I have another fond memory of watching F&F2 with another friend of mine, it was a night when we were watching all action films, and when we made the bad decision of ordering fish and chips as well as a seperate chinese takeaway simultaneously. We laughed uncontrollably at the troll physics stunt at the end of F&F2 performed by Walker’s ‘O’Connor’.

 

There are many things painful about his death. The F&F films have given me a lot of joy in recent months, and its created a lot of bonding and humour among many of my friends, with some of the phrases in the films repeated in our common parlance (‘you’re going down, Torretto!’, or ‘why do I smell baby oil?’). The film made a lot of money and its kneejerk brand of action is made in a way that knows its audience. The way in which Walker died casts a shadow on what his film character represented and did. It makes the disclaimer at the end of F&F6 all the more poignant: that the stunts should not be replicated.

 

I feel very sad about Walker’s death, and my thoughts are with the friends and family.
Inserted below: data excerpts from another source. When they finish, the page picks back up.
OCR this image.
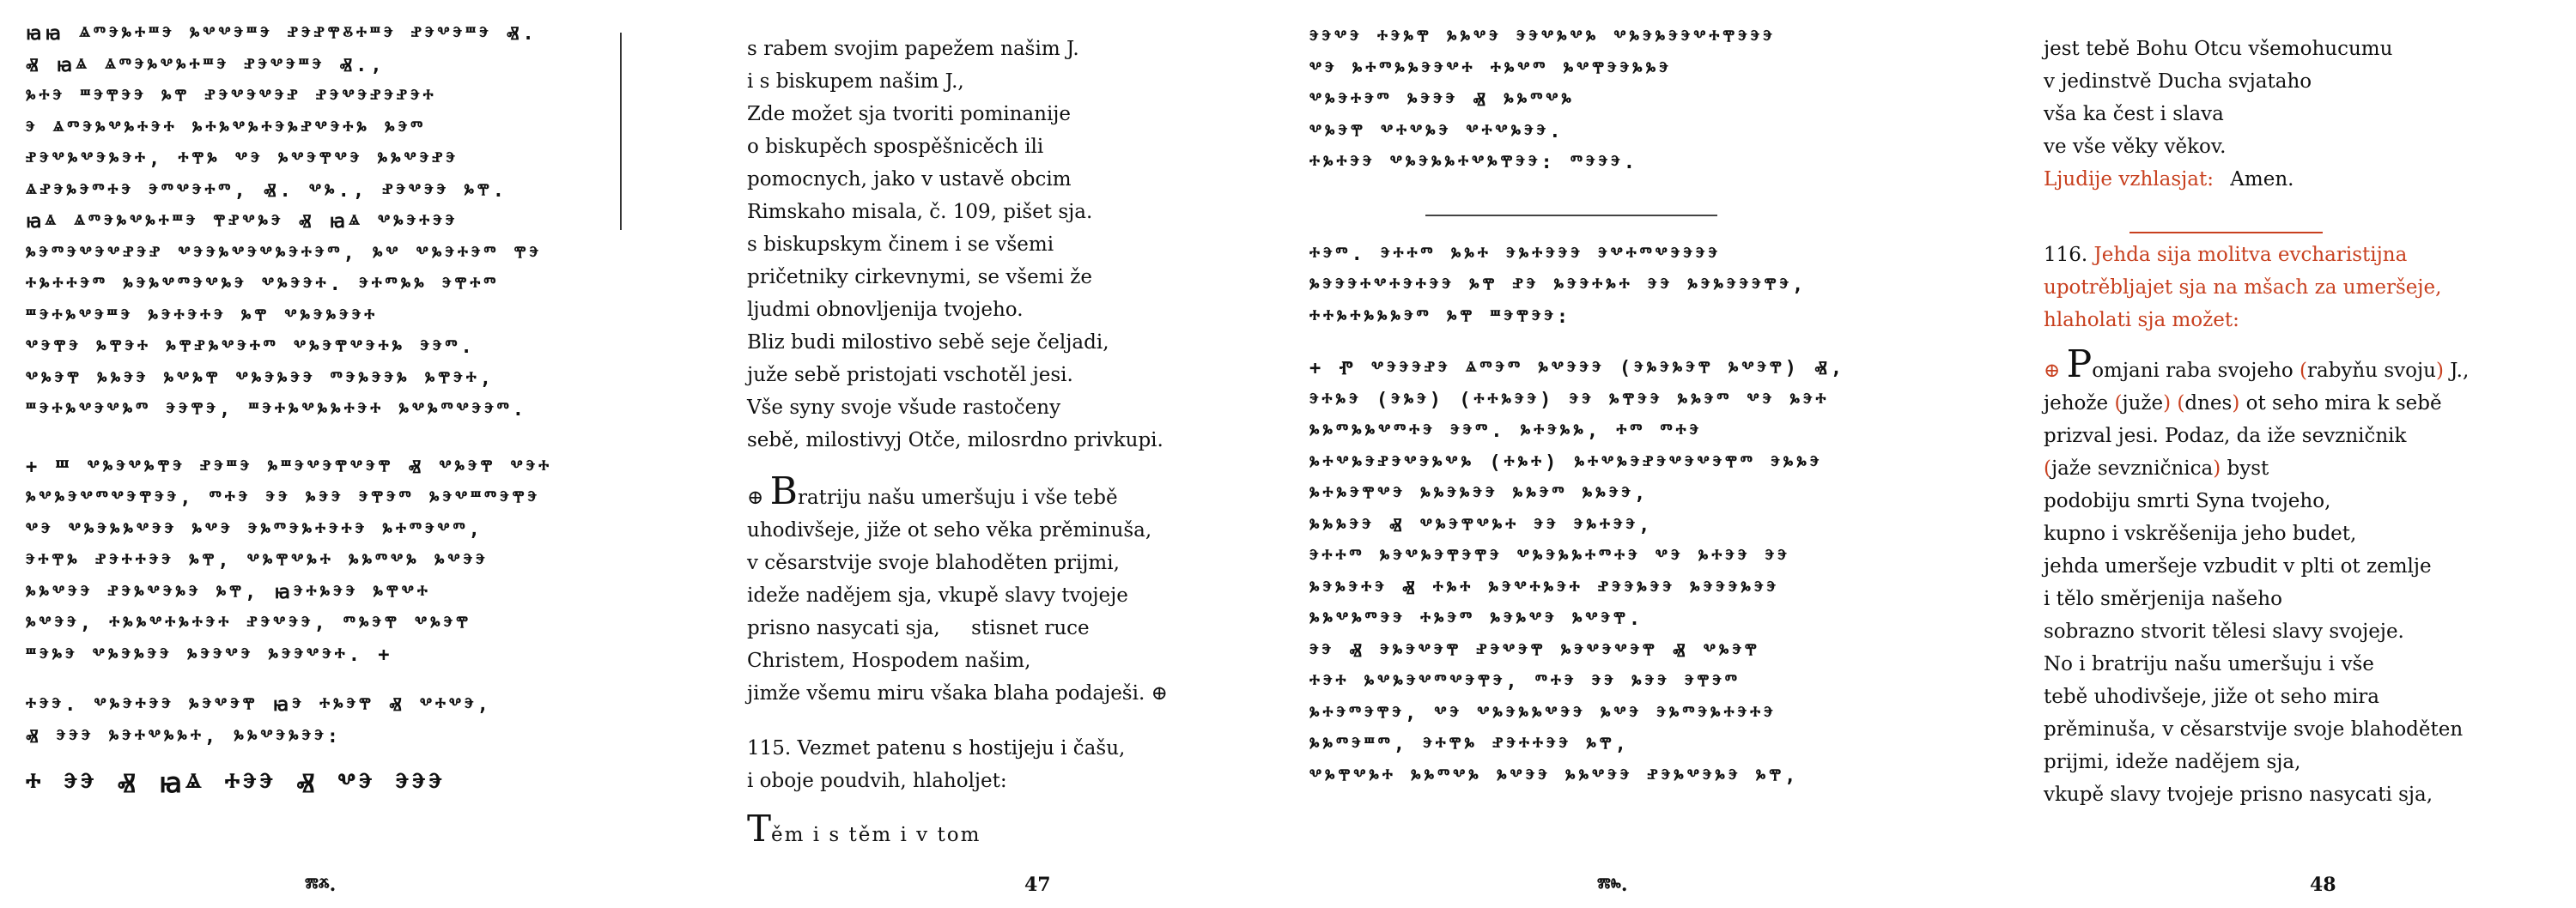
ꙗꙗ ⱑⱅⰵⰳⰰⱎⰵ ⰳⰲⰲⰵⱎⰵ ⱀⰵⱀⰹⰻⰰⱎⰵ ⱀⰵⰲⰵⱎⰵ Ⱏ.
Ⱏ ꙗⱑ ⱑⱅⰵⰳⰲⰳⰰⱎⰵ ⱀⰵⰲⰵⱎⰵ Ⱏ.,
ⰳⰰⰵ ⱎⰵⰹⰵⰵ ⰳⰹ ⱀⰵⰲⰵⰲⰵⱀ ⱀⰵⰲⰵⱀⰵⱀⰵⰰ
ⰵ ⱑⱅⰵⰳⰲⰳⰰⰵⰰ ⰳⰰⰳⰲⰳⰰⰵⰳⱀⰲⰵⰰⰳ ⰳⰵⱅ
ⱀⰵⰲⰳⰲⰵⰳⰵⰰ, ⰰⰹⰳ ⰲⰵ ⰳⰲⰵⰹⰲⰵ ⰳⰳⰲⰵⱀⰵ
ⱑⱀⰵⰳⰵⱅⰰⰵ ⰵⱅⰲⰵⰰⱅ, Ⱏ. ⰲⰳ., ⱀⰵⰲⰵⰵ ⰳⰹ.
ꙗⱑ ⱑⱅⰵⰳⰲⰳⰰⱎⰵ ⰹⱀⰲⰳⰵ Ⱏ ꙗⱑ ⰲⰳⰵⰰⰵⰵ
ⰳⰵⱅⰵⰲⰵⰲⱀⰵⱀ ⰲⰵⰵⰳⰲⰵⰲⰳⰵⰰⰵⱅ, ⰳⰲ ⰲⰳⰵⰰⰵⱅ ⰹⰵ
ⰰⰳⰰⰰⰵⱅ ⰳⰵⰳⰲⱅⰵⰲⰳⰵ ⰲⰳⰵⰵⰰ. ⰵⰰⱅⰳⰳ ⰵⰹⰰⱅ
ⱎⰵⰰⰳⰲⰵⱎⰵ ⰳⰵⰰⰵⰰⰵ ⰳⰹ ⰲⰳⰵⰳⰵⰵⰰ
ⰲⰵⰹⰵ ⰳⰹⰵⰰ ⰳⰹⱀⰳⰲⰵⰰⱅ ⰲⰳⰵⰹⰲⰵⰰⰳ ⰵⰵⱅ.
ⰲⰳⰵⰹ ⰳⰳⰵⰵ ⰳⰲⰳⰹ ⰲⰳⰵⰳⰵⰵ ⱅⰵⰳⰵⰵⰳ ⰳⰹⰵⰰ,
ⱎⰵⰰⰳⰲⰵⰲⰳⱅ ⰵⰵⰹⰵ, ⱎⰵⰰⰳⰲⰳⰳⰰⰵⰰ ⰳⰲⰳⱅⰲⰵⰵⱅ.
+ Ⱎ ⰲⰳⰵⰲⰳⰹⰵ ⱀⰵⱎⰵ ⰳⱎⰵⰲⰵⰹⰲⰵⰹ Ⱏ ⰲⰳⰵⰹ ⰲⰵⰰ
ⰳⰲⰳⰵⰲⱅⰲⰵⰹⰵⰵ, ⱅⰰⰵ ⰵⰵ ⰳⰵⰵ ⰵⰹⰵⱅ ⰳⰵⰲⱎⱅⰵⰹⰵ
ⰲⰵ ⰲⰳⰵⰳⰳⰲⰵⰵ ⰳⰲⰵ ⰵⰳⱅⰵⰳⰰⰵⰰⰵ ⰳⰰⱅⰵⰲⱅ,
ⰵⰰⰹⰳ ⱀⰵⰰⰰⰵⰵ ⰳⰹ, ⰲⰳⰹⰲⰳⰰ ⰳⰳⱅⰲⰳ ⰳⰲⰵⰵ
ⰳⰳⰲⰵⰵ ⱀⰵⰳⰲⰵⰳⰵ ⰳⰹ, ꙗⰵⰰⰳⰵⰵ ⰳⰹⰲⰰ
ⰳⰲⰵⰵ, ⰰⰳⰳⰲⰰⰳⰰⰵⰰ ⱀⰵⰲⰵⰵ, ⱅⰳⰵⰹ ⰲⰳⰵⰹ
ⱎⰵⰳⰵ ⰲⰳⰵⰳⰵⰵ ⰳⰵⰵⰲⰵ ⰳⰵⰵⰲⰵⰰ. +
ⰰⰵⰵ. ⰲⰳⰵⰰⰵⰵ ⰳⰵⰲⰵⰹ ꙗⰵ ⰰⰳⰵⰹ Ⱏ ⰲⰰⰲⰵ,
Ⱏ ⰵⰵⰵ ⰳⰵⰰⰲⰳⰳⰰ, ⰳⰳⰲⰵⰳⰵⰵ:
ⰰ ⰵⰵ Ⱏ ꙗⱑ ⰰⰵⰵ Ⱏ ⰲⰵ ⰵⰵⰵ
ⰿⰶ.
s rabem svojim papežem našim J.
i s biskupem našim J.,
Zde možet sja tvoriti pominanije
o biskupěch spospěšnicěch ili
pomocnych, jako v ustavě obcim
Rimskaho misala, č. 109, pišet sja.
s biskupskym činem i se všemi
pričetniky cirkevnymi, se všemi že
ljudmi obnovljenija tvojeho.
Bliz budi milostivo sebě seje čeljadi,
juže sebě pristojati vschotěl jesi.
Vše syny svoje všude rastočeny
sebě, milostivyj Otče, milosrdno privkupi.
⊕ Bratriju našu umeršuju i vše tebě
uhodivšeje, jiže ot seho věka prěminuša,
v cěsarstvije svoje blahoděten prijmi,
ideže nadějem sja, vkupě slavy tvojeje
prisno nasycati sja,     stisnet ruce
Christem, Hospodem našim,
jimže všemu miru všaka blaha podaješi. ⊕
115. Vezmet patenu s hostijeju i čašu,
i oboje poudvih, hlaholjet:
Těm i s těm i v tom
47
ⰵⰵⰲⰵ ⰰⰵⰳⰹ ⰳⰳⰲⰵ ⰵⰵⰲⰳⰲⰳ ⰲⰳⰵⰳⰵⰵⰲⰰⰹⰵⰵⰵ
ⰲⰵ ⰳⰰⱅⰳⰳⰵⰵⰲⰰ ⰰⰳⰲⱅ ⰳⰲⰹⰵⰵⰳⰳⰵ
ⰲⰳⰵⰰⰵⱅ ⰳⰵⰵⰵ Ⱏ ⰳⰳⱅⰲⰳ
ⰲⰳⰵⰹ ⰲⰰⰲⰳⰵ ⰲⰰⰲⰳⰵⰵ.
ⰰⰳⰰⰵⰵ ⰲⰳⰵⰳⰳⰰⰲⰳⰹⰵⰵ: ⱅⰵⰵⰵ.
ⰰⰵⱅ. ⰵⰰⰰⱅ ⰳⰳⰰ ⰵⰳⰰⰵⰵⰵ ⰵⰲⰰⱅⰲⰵⰵⰵⰵ
ⰳⰵⰵⰵⰰⰲⰰⰵⰰⰵⰵ ⰳⰹ ⱀⰵ ⰳⰵⰵⰰⰳⰰ ⰵⰵ ⰳⰵⰳⰵⰵⰵⰹⰵ,
ⰰⰰⰳⰰⰳⰳⰳⰵⱅ ⰳⰹ ⱎⰵⰹⰵⰵ:
+ Ⱂ ⰲⰵⰵⰵⱀⰵ ⱑⱅⰵⱅ ⰳⰲⰵⰵⰵ (ⰵⰳⰵⰳⰵⰹ ⰳⰲⰵⰹ) Ⱏ,
ⰵⰰⰳⰵ (ⰵⰳⰵ) (ⰰⰰⰳⰵⰵ) ⰵⰵ ⰳⰹⰵⰵ ⰳⰳⰵⱅ ⰲⰵ ⰳⰵⰰ
ⰳⰳⱅⰳⰳⰲⱅⰰⰵ ⰵⰵⱅ. ⰳⰰⰵⰳⰳ, ⰰⱅ ⱅⰰⰵ
ⰳⰰⰲⰳⰵⱀⰵⰲⰵⰳⰲⰳ (ⰰⰳⰰ) ⰳⰰⰲⰳⰵⱀⰵⰲⰵⰲⰵⰹⱅ ⰵⰳⰳⰵ
ⰳⰰⰳⰵⰹⰲⰵ ⰳⰳⰵⰳⰵⰵ ⰳⰳⰵⱅ ⰳⰳⰵⰵ,
ⰳⰳⰳⰵⰵ Ⱏ ⰲⰳⰵⰹⰲⰳⰰ ⰵⰵ ⰵⰳⰰⰵⰵ,
ⰵⰰⰰⱅ ⰳⰵⰲⰳⰵⰹⰵⰹⰵ ⰲⰳⰵⰳⰳⰰⱅⰰⰵ ⰲⰵ ⰳⰰⰵⰵ ⰵⰵ
ⰳⰵⰳⰵⰰⰵ Ⱏ ⰰⰳⰰ ⰳⰵⰲⰰⰳⰵⰰ ⱀⰵⰵⰳⰵⰵ ⰳⰵⰵⰵⰳⰵⰵ
ⰳⰳⰲⰳⱅⰵⰵ ⰰⰳⰵⱅ ⰳⰵⰳⰲⰵ ⰳⰲⰵⰹ.
ⰵⰵ Ⱏ ⰵⰳⰵⰲⰵⰹ ⱀⰵⰲⰵⰹ ⰳⰵⰲⰵⰲⰵⰹ Ⱏ ⰲⰳⰵⰹ
ⰰⰵⰰ ⰳⰲⰳⰵⰲⱅⰲⰵⰹⰵ, ⱅⰰⰵ ⰵⰵ ⰳⰵⰵ ⰵⰹⰵⱅ
ⰳⰰⰵⱅⰵⰹⰵ, ⰲⰵ ⰲⰳⰵⰳⰳⰲⰵⰵ ⰳⰲⰵ ⰵⰳⱅⰵⰳⰰⰵⰰⰵ
ⰳⰳⱅⰵⱎⱅ, ⰵⰰⰹⰳ ⱀⰵⰰⰰⰵⰵ ⰳⰹ,
ⰲⰳⰹⰲⰳⰰ ⰳⰳⱅⰲⰳ ⰳⰲⰵⰵ ⰳⰳⰲⰵⰵ ⱀⰵⰳⰲⰵⰳⰵ ⰳⰹ,
ⰿⰸ.
jest tebě Bohu Otcu všemohucumu
v jedinstvě Ducha svjataho
vša ka čest i slava
ve vše věky věkov.
Ljudije vzhlasjat: Amen.
116. Jehda sija molitva evcharistijna
upotrěbljajet sja na mšach za umeršeje,
hlaholati sja možet:
⊕ Pomjani raba svojeho (rabyňu svoju) J.,
jehože (juže) (dnes) ot seho mira k sebě
prizval jesi. Podaz, da iže sevzničnik
(jaže sevzničnica) byst
podobiju smrti Syna tvojeho,
kupno i vskrěšenija jeho budet,
jehda umeršeje vzbudit v plti ot zemlje
i tělo směrjenija našeho
sobrazno stvorit tělesi slavy svojeje.
No i bratriju našu umeršuju i vše
tebě uhodivšeje, jiže ot seho mira
prěminuša, v cěsarstvije svoje blahoděten
prijmi, ideže nadějem sja,
vkupě slavy tvojeje prisno nasycati sja,
48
Those Fast and Furious films have given a lot of happiness to people around the world, and made the studios a lot of money. It should also be said that Walker’s last whereabouts were at a fundraiser for the victims of the Philippine Typhoon Haiyan, reflecting his real-life philanthropy. As a fan of the F&F films, I’ll remember him with fondness, and will continue to constantly re-watch the films. I had a plan to watch Fast 5 and 6 over Christmas Day. I think that I definitely will now.